- Theatrical release poster
- Directed by: Patrice Leconte
- Written by: Jerome Tonnerre Patrice Leconte
- Produced by: Alain Sarde
- Starring: Sandrine Bonnaire; Fabrice Luchini; Michel Duchaussoy;
- Cinematography: Eduardo Serra
- Edited by: Joëlle Hache
- Music by: Pascal Estève
- Production companies: Les Films Alain Sarde; Zoulou Films; France 3 Cinéma; Assise Production;
- Distributed by: Mars Distribution (France) StudioCanal (International)
- Release date: July 30, 2004;
- Running time: 103 minutes
- Country: France
- Language: French
- Budget: $5.8 million
- Box office: $10.5 million

= Intimate Strangers (2004 film) =

Intimate Strangers (Confidences trop intimes) is a 2004 French film directed by Patrice Leconte. The moody, stylish noir tells the story of a troubled young woman who in error starts telling her problems not to a psychiatrist but to a lonely tax consultant in the office next door.

==Plot==
William, a reserved and solitary tax consultant in Paris, is surprised when a distressed young woman comes into his office and starts telling him her marital problems. Her name is Anna and her appointment was in fact with Dr Monnier, a psychotherapist on the same floor. Before William can clear up the misunderstanding, she says she will come again next week and leaves. The next time, she gives even more intimate details and William again fails to make clear that he can only handle her tax problems.

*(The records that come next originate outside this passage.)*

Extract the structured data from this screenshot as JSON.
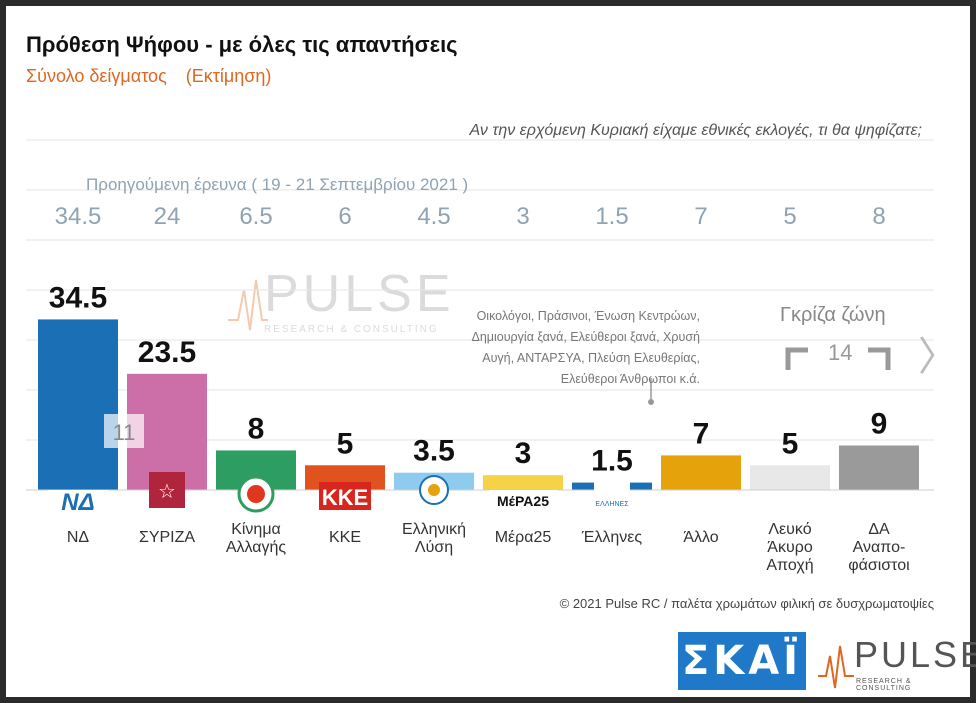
{
  "header": {
    "title": "Πρόθεση Ψήφου - με όλες τις απαντήσεις",
    "subtitle": "Σύνολο δείγματος",
    "subtitle_estimate": "(Εκτίμηση)",
    "question": "Αν την ερχόμενη Κυριακή είχαμε εθνικές εκλογές, τι θα ψηφίζατε;"
  },
  "previous_survey": {
    "label": "Προηγούμενη έρευνα ( 19 - 21 Σεπτεμβρίου 2021 )",
    "values": [
      "34.5",
      "24",
      "6.5",
      "6",
      "4.5",
      "3",
      "1.5",
      "7",
      "5",
      "8"
    ]
  },
  "chart_data": {
    "type": "bar",
    "categories": [
      "ΝΔ",
      "ΣΥΡΙΖΑ",
      "Κίνημα Αλλαγής",
      "ΚΚΕ",
      "Ελληνική Λύση",
      "Μέρα25",
      "Έλληνες",
      "Άλλο",
      "Λευκό Άκυρο Αποχή",
      "ΔΑ Αναπο-φάσιστοι"
    ],
    "category_lines": [
      [
        "ΝΔ"
      ],
      [
        "ΣΥΡΙΖΑ"
      ],
      [
        "Κίνημα",
        "Αλλαγής"
      ],
      [
        "ΚΚΕ"
      ],
      [
        "Ελληνική",
        "Λύση"
      ],
      [
        "Μέρα25"
      ],
      [
        "Έλληνες"
      ],
      [
        "Άλλο"
      ],
      [
        "Λευκό",
        "Άκυρο",
        "Αποχή"
      ],
      [
        "ΔΑ",
        "Αναπο-",
        "φάσιστοι"
      ]
    ],
    "values": [
      34.5,
      23.5,
      8,
      5,
      3.5,
      3,
      1.5,
      7,
      5,
      9
    ],
    "value_labels": [
      "34.5",
      "23.5",
      "8",
      "5",
      "3.5",
      "3",
      "1.5",
      "7",
      "5",
      "9"
    ],
    "colors": [
      "#1a6fb5",
      "#cc6fa8",
      "#2e9d62",
      "#e0531f",
      "#8ecbee",
      "#f6d246",
      "#1a6fb5",
      "#e6a20a",
      "#e8e8e8",
      "#9a9a9a"
    ],
    "ylim": [
      0,
      36
    ],
    "inner_value": {
      "index": 0,
      "value": "11"
    },
    "grid": true
  },
  "annotations": {
    "other_note_lines": [
      "Οικολόγοι, Πράσινοι, Ένωση Κεντρώων,",
      "Δημιουργία ξανά, Ελεύθεροι ξανά, Χρυσή",
      "Αυγή, ΑΝΤΑΡΣΥΑ, Πλεύση Ελευθερίας,",
      "Ελεύθεροι Άνθρωποι κ.ά."
    ],
    "grey_zone_label": "Γκρίζα ζώνη",
    "grey_zone_value": "14"
  },
  "party_logos": [
    "ΝΔ",
    "",
    "",
    "ΚΚΕ",
    "",
    "ΜέΡΑ25",
    "ΕΛΛΗΝΕΣ",
    "",
    "",
    ""
  ],
  "footer": {
    "copyright": "© 2021 Pulse RC / παλέτα χρωμάτων φιλική σε δυσχρωματοψίες"
  },
  "logos": {
    "skai": "ΣΚΑΪ",
    "pulse": "PULSE",
    "pulse_sub": "RESEARCH & CONSULTING"
  },
  "watermark": {
    "word": "PULSE",
    "sub": "RESEARCH & CONSULTING"
  }
}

When she does not reappear in the following weeks, William worries if she is alright and consults Dr Monnier. The shrink guesses where his interest lies and does not interfere. William also confides in his former partner Jeanne who, as a woman, quickly guesses what Anna is up to. Anna does come back to William's office and a strange relationship develops, where she tells tales of her life and sexual activities while he listens sympathetically. Her husband appears and threatens William, who is not deterred.

Eventually Anna, who has been getting less neurotic and taking more care of her appearance, tells William she is leaving her husband and moving away. He wishes her well. A few months later, he moves his business to the south coast, where he has discovered she is working as a ballet teacher. Anna arrives at William's office and lays on the bed in the office, and William starts telling Anna his problems .....

==Cast==
- Sandrine Bonnaire as Anna
- Fabrice Luchini as William
- Michel Duchaussoy as Dr. Monnier
- Anne Brochet as Jeanne
- Gilbert Melki as Marc
- Urbain Cancelier as Chatel
- Laurent Gamelon as Luc
- Hélène Surgère as Mrs. Mulon

==Release==
The film was shown in competition at the 2004 Berlin Film Festival.

- USA release
Paramount Classics acquired the United States distribution rights of this film and gave it a limited U.S. theatrical release on July 30, 2004; this film went on grossing $2.1 million in the United States theaters, which is considered a good result for a foreign language film. Ruth Vitale (who was the president of Paramount Classics at that time) was pleased with this film's performance in the United States market. Paramount Pictures (the parent studio of Paramount Vantage/Classics) was developing a comedic Hollywood remake of the film, with Hilary Swank attached to star and Kelly Fremon Craig writing the script.

==Reception==
On Rotten Tomatoes the film has an approval rating of 86% based on reviews from 104 critics. The site's consensus states "Intimate Strangers is Hitchcockian noir with a Gallic twist: Rather than simply imitating the genre's form, director/screenwriter Patrice Leconte delves into the underlying psychological drama."
On Metacritic the film has a score of 71% based on reviews from 28 critics.

Roger Ebert of the Chicago Sun-Times gave it 3.5 out of 4 stars, and wrote: "We find we cannot take anything for face value in this story, that the motives of this woman and her husband are so deeply masked that even at the end of the film we are still uncertain about exactly what to believe, and why."